L’ambito in cui la segregazione urbana ha l’impatto maggiore è quello dell’abitare. La tendenza all’auto-segregazione ha infatti interessato il mercato immobiliare e, quindi, le forme abitative. Le gated communities sono enclave residenziali private: presenti anche in Italia (primo tra tutti Borgo Vione, in Lombardia), a Guate sono arrivate a essere la forma residenziale più diffusa. Muri con filo spinato, lunghi come interi viali e spezzati solo da accessi protetti da guardie armate, racchiudono grandi complessi abitativi. L’accesso è liberamente consentito solo ai residenti i quali, nel caso volessero ricevere ospiti, devono avvertire per tempo le guardie che ne registrano i documenti all’ingresso. Di colonie ne esistono vari tipi: da quelle più esclusive e di lusso nelle zone più ricche e sicure della città, in cui gli edifici e la pianta urbanistica seguono un rigido codice di uniformità e decoro; a quelle create “dal basso” su iniziativa dei residenti, quasi come se fossero avamposti di frontiera per le classi medie. Qui, controlli e servizi non sono presenti in forma eccessiva, ma tanto basta per restituire una sorta di illusione di esclusività e un accettabile grado di separazione con l’esterno. Queste “forme abitative sono pensate per garantire la sicurezza, perché le forze di polizia non riescono a presidiare con costanza e capillarità il territorio” ci spiega ancora l’architetto Enrique Gonzalez. In questo modo “i residenti assumono vigilantes privati e presidiano l’ingresso del complesso residenziale costruendo piccole guardiole, così da garantire l’accesso solamente a chi è autorizzato”.

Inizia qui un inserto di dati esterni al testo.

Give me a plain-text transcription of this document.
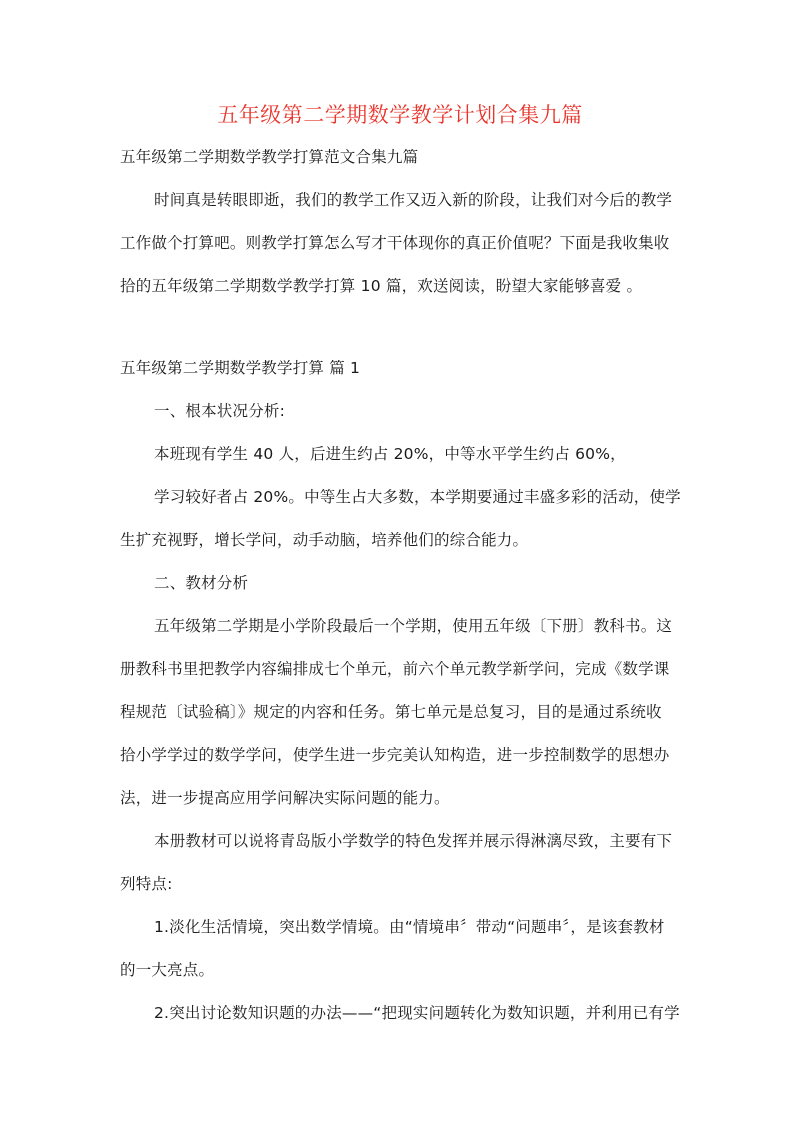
五年级第二学期数学教学计划合集九篇
五年级第二学期数学教学打算范文合集九篇
时间真是转眼即逝，我们的教学工作又迈入新的阶段，让我们对今后的教学
工作做个打算吧。则教学打算怎么写才干体现你的真正价值呢？下面是我收集收
拾的五年级第二学期数学教学打算 10 篇，欢送阅读，盼望大家能够喜爱 。
五年级第二学期数学教学打算 篇 1
一、根本状况分析:
本班现有学生 40 人，后进生约占 20%，中等水平学生约占 60%，
学习较好者占 20%。中等生占大多数，本学期要通过丰盛多彩的活动，使学
生扩充视野，增长学问，动手动脑，培养他们的综合能力。
二、教材分析
五年级第二学期是小学阶段最后一个学期，使用五年级〔下册〕教科书。这
册教科书里把教学内容编排成七个单元，前六个单元教学新学问，完成《数学课
程规范〔试验稿〕》规定的内容和任务。第七单元是总复习，目的是通过系统收
拾小学学过的数学学问，使学生进一步完美认知构造，进一步控制数学的思想办
法，进一步提高应用学问解决实际问题的能力。
本册教材可以说将青岛版小学数学的特色发挥并展示得淋漓尽致，主要有下
列特点:
1.淡化生活情境，突出数学情境。由“情境串〞带动“问题串〞，是该套教材
的一大亮点。
2.突出讨论数知识题的办法——“把现实问题转化为数知识题，并利用已有学
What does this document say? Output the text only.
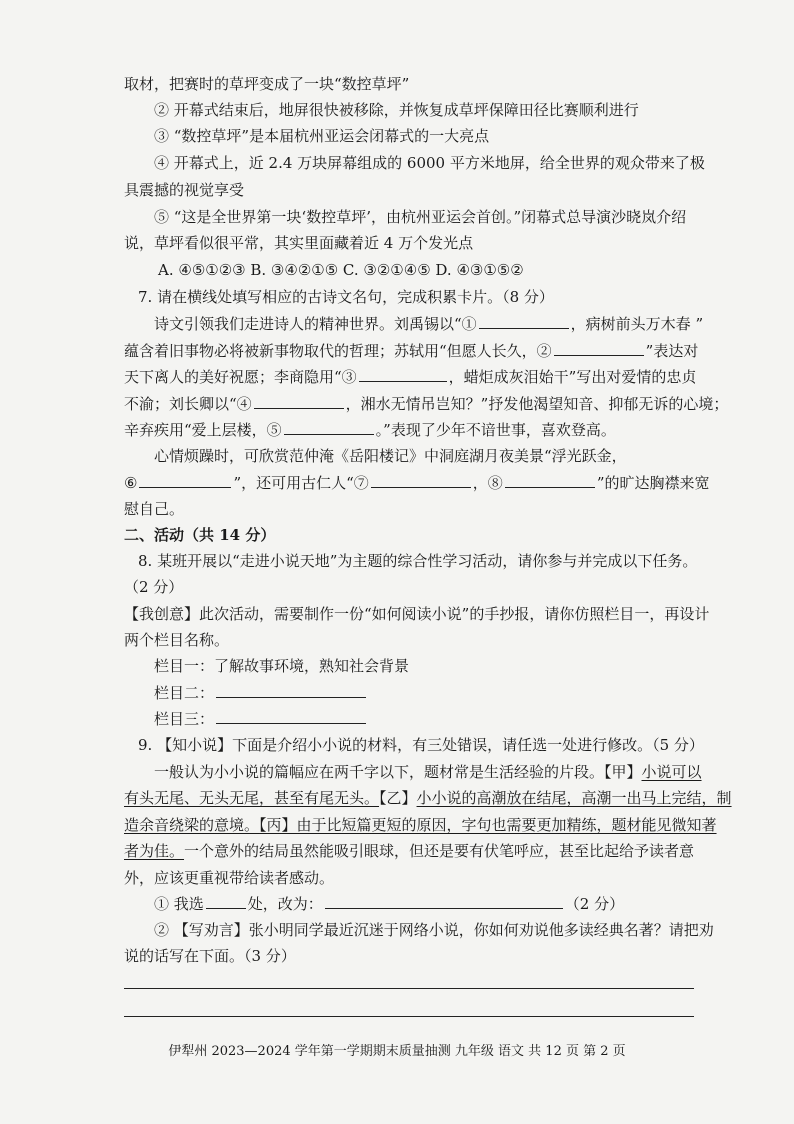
取材，把赛时的草坪变成了一块“数控草坪”
② 开幕式结束后，地屏很快被移除，并恢复成草坪保障田径比赛顺利进行
③ “数控草坪”是本届杭州亚运会闭幕式的一大亮点
④ 开幕式上，近 2.4 万块屏幕组成的 6000 平方米地屏，给全世界的观众带来了极
具震撼的视觉享受
⑤ “这是全世界第一块‘数控草坪’，由杭州亚运会首创。”闭幕式总导演沙晓岚介绍
说，草坪看似很平常，其实里面藏着近 4 万个发光点
A. ④⑤①②③ B. ③④②①⑤ C. ③②①④⑤ D. ④③①⑤②
7. 请在横线处填写相应的古诗文名句，完成积累卡片。（8 分）
诗文引领我们走进诗人的精神世界。刘禹锡以“①	，病树前头万木春 ”
蕴含着旧事物必将被新事物取代的哲理；苏轼用“但愿人长久，②	”表达对
天下离人的美好祝愿；李商隐用“③	，蜡炬成灰泪始干”写出对爱情的忠贞
不渝；刘长卿以“④	，湘水无情吊岂知？”抒发他渴望知音、抑郁无诉的心境；
辛弃疾用“爱上层楼，⑤	。”表现了少年不谙世事，喜欢登高。
心情烦躁时，可欣赏范仲淹《岳阳楼记》中洞庭湖月夜美景“浮光跃金，
⑥	”，还可用古仁人“⑦	，⑧	”的旷达胸襟来宽
慰自己。
二、活动（共 14 分）
8. 某班开展以“走进小说天地”为主题的综合性学习活动，请你参与并完成以下任务。
（2 分）
【我创意】此次活动，需要制作一份“如何阅读小说”的手抄报，请你仿照栏目一，再设计
两个栏目名称。
栏目一：了解故事环境，熟知社会背景
栏目二：
栏目三：
9. 【知小说】下面是介绍小小说的材料，有三处错误，请任选一处进行修改。（5 分）
一般认为小小说的篇幅应在两千字以下，题材常是生活经验的片段。【甲】小说可以
有头无尾、无头无尾，甚至有尾无头。【乙】小小说的高潮放在结尾，高潮一出马上完结，制
造余音绕梁的意境。【丙】由于比短篇更短的原因，字句也需要更加精练，题材能见微知著
者为佳。一个意外的结局虽然能吸引眼球，但还是要有伏笔呼应，甚至比起给予读者意
外，应该更重视带给读者感动。
① 我选	处，改为：	（2 分）
② 【写劝言】张小明同学最近沉迷于网络小说，你如何劝说他多读经典名著？请把劝
说的话写在下面。（3 分）
伊犁州 2023—2024 学年第一学期期末质量抽测 九年级 语文 共 12 页 第 2 页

L’insicurezza, le privatizzazioni, la paura e la violenza, insieme a una crescita economica senza una effettiva redistribuzione della ricchezza e l’allontanamento progressivo dello Stato. Sono questi gli elementi che hanno plasmato la trasformazione urbanistica di Guate. Quelli che prima erano spazi alla periferia della città, scrivono Fernando Castillo Cabrera e Dagmar Hasse in Guatemala city: a socio-ecological profile (2017), “ora sono al centro di un’area metropolitana, mentre i ricchi si trovano in spazi fortificati isolati dal resto. Queste fortezze sono luoghi di autoritratto neo-coloniale, anomia sociale, auto-segregazione e auto-contenimento.” Chi ne resta fuori, rimane in uno stato di sospensione, un non-luogo destinato a restringersi sempre di più.